If a flash drive has developed bad sectors, this can often cause formatting issues. Here is how to scan for bad sectors:

  • In Disk Management, right-click the drive and choose Properties > Tools > Check Now. Check box for “Scan for and attempt recovery of bad sectors”.
  • Use a third-party tool like HDTune to scan for bad sectors. This can map damaged regions on the drive.
  • Victoria HDD and MHDD are also excellent bad sector detection tools.

If bad sectors are found, it is best to replace the flash drive, as this indicates irreversible physical damage to the memory.

Contact Manufacturer Support

If all else fails, reach out to the manufacturer’s technical support for further assistance. Most flash drive brands provide customer support channels to help troubleshoot issues like cannot format errors:

  • SanDisk – Offers live chat and phone support for troubleshooting.
  • Kingston – Provides an online form to submit support requests.
  • PNY – Customer service available by email and phone.
  • Lexar – User guides and technical support contact options on their website.

The manufacturer will have the deepest technical knowledge to address unresolved formatting problems. They may suggest replacement if the drive cannot be repaired through troubleshooting steps.

Replace the Flash Drive

If all troubleshooting options have been exhausted without success, the flash drive is likely irreparably damaged and needs replacement. Here are some tips when selecting a new drive:

  • Choose a reputable brand like SanDisk, Samsung, or Kingston that is known for quality.
  • Consider a USB 3.0 drive for faster speeds compared to USB 2.0.
  • Make sure drives have at least a 1 year limited warranty.
  • Look at drives with metal casings for more ruggedness.
  • Check user reviews on sites like Amazon to select a reliable model.

While the latest flash drives are high quality, it is still important to safely eject the drive after each usage to prevent formatting issues going forward.

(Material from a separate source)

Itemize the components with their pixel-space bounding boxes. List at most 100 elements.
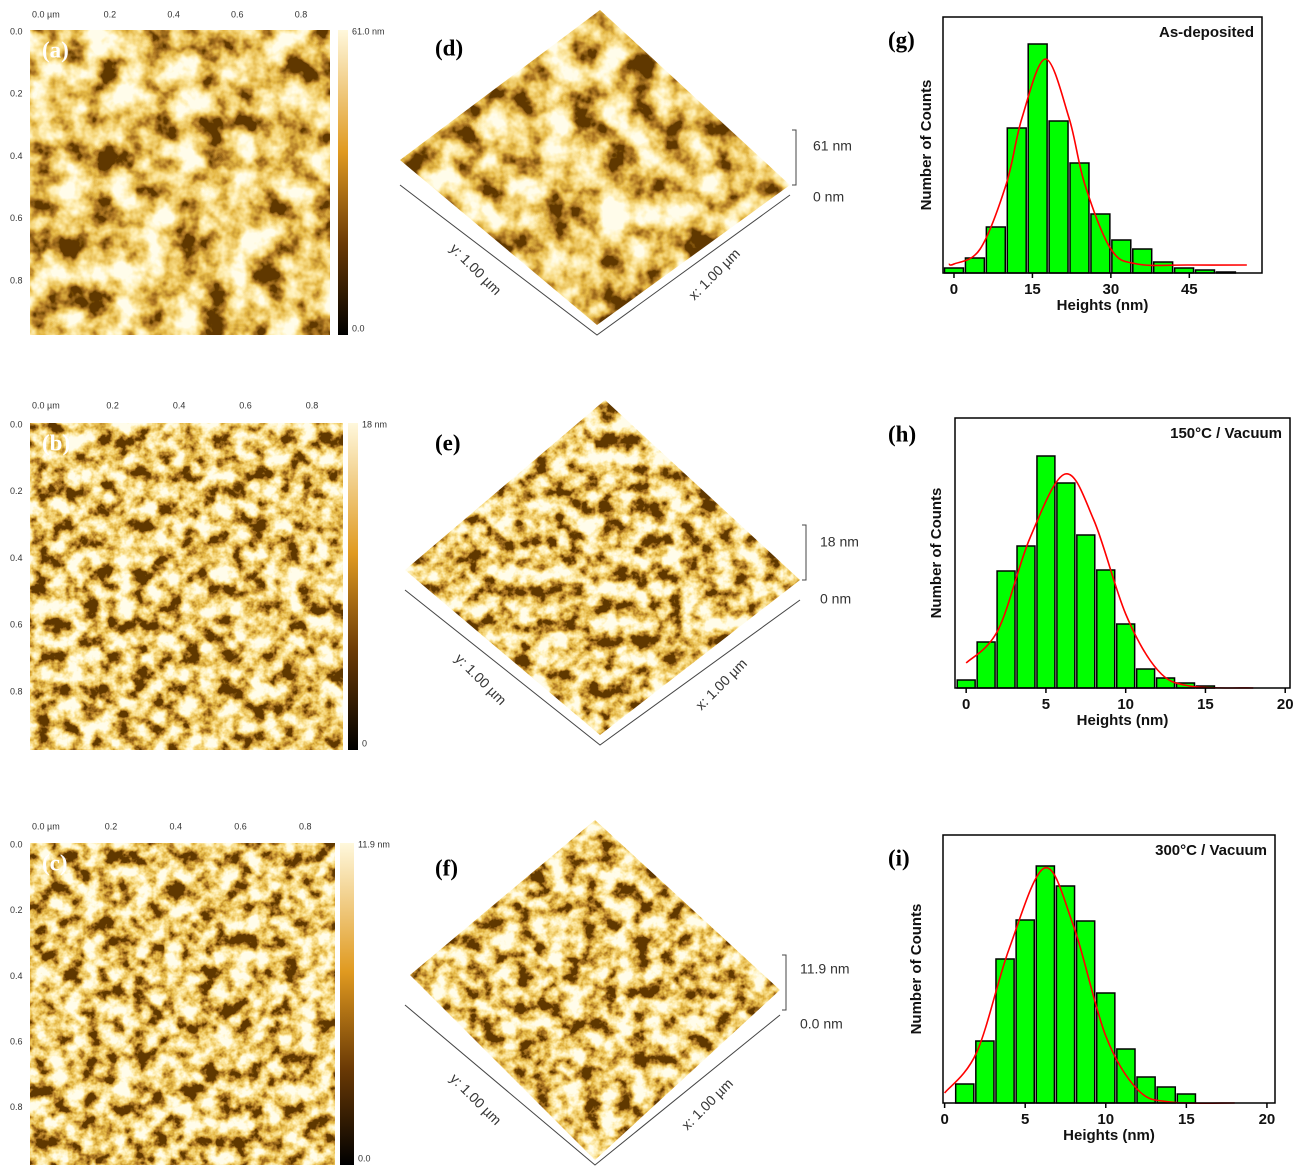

Following the steps in this guide will allow you to recover lost access to a flash drive or know when a replacement is needed.


Here is a quick summary of the steps to fix a flash drive that cannot be formatted:

  1. Try quick fixes like using a new USB port, different computer, or Disk Management.
  2. Check for physical damage like electrical issues or bad sectors.
  3. Scan for malware and remove any infections detected.
  4. Use advanced options in Disk Management like full wipes or partition deletion.
  5. Try third-party formatting tools for additional options.
  6. Contact the manufacturer if drive errors persist after troubleshooting.
  7. Ultimately, the drive may need to be replaced if it is too damaged.

Following this structured approach helps isolate the cause and take the needed steps to either repair the drive or replace it when formatting is not possible through software fixes.


In summary, when experiencing the common “Cannot format disk” error message, there are many troubleshooting approaches to recover a flash drive. First, attempt basic solutions like using manufacturer tools or trying a different PC. If the hardware seems functional, explore fixes like scanning for malware or utilizing low-level formatting tools. Disk Management provides robust partitioning tools as well. When all else fails, contact the manufacturer directly for assistance or ultimately replace the damaged drive with a new high-quality model. Applying this structured troubleshooting guide will resolve most cases where a flash drive cannot be formatted due to software issues or physical defects.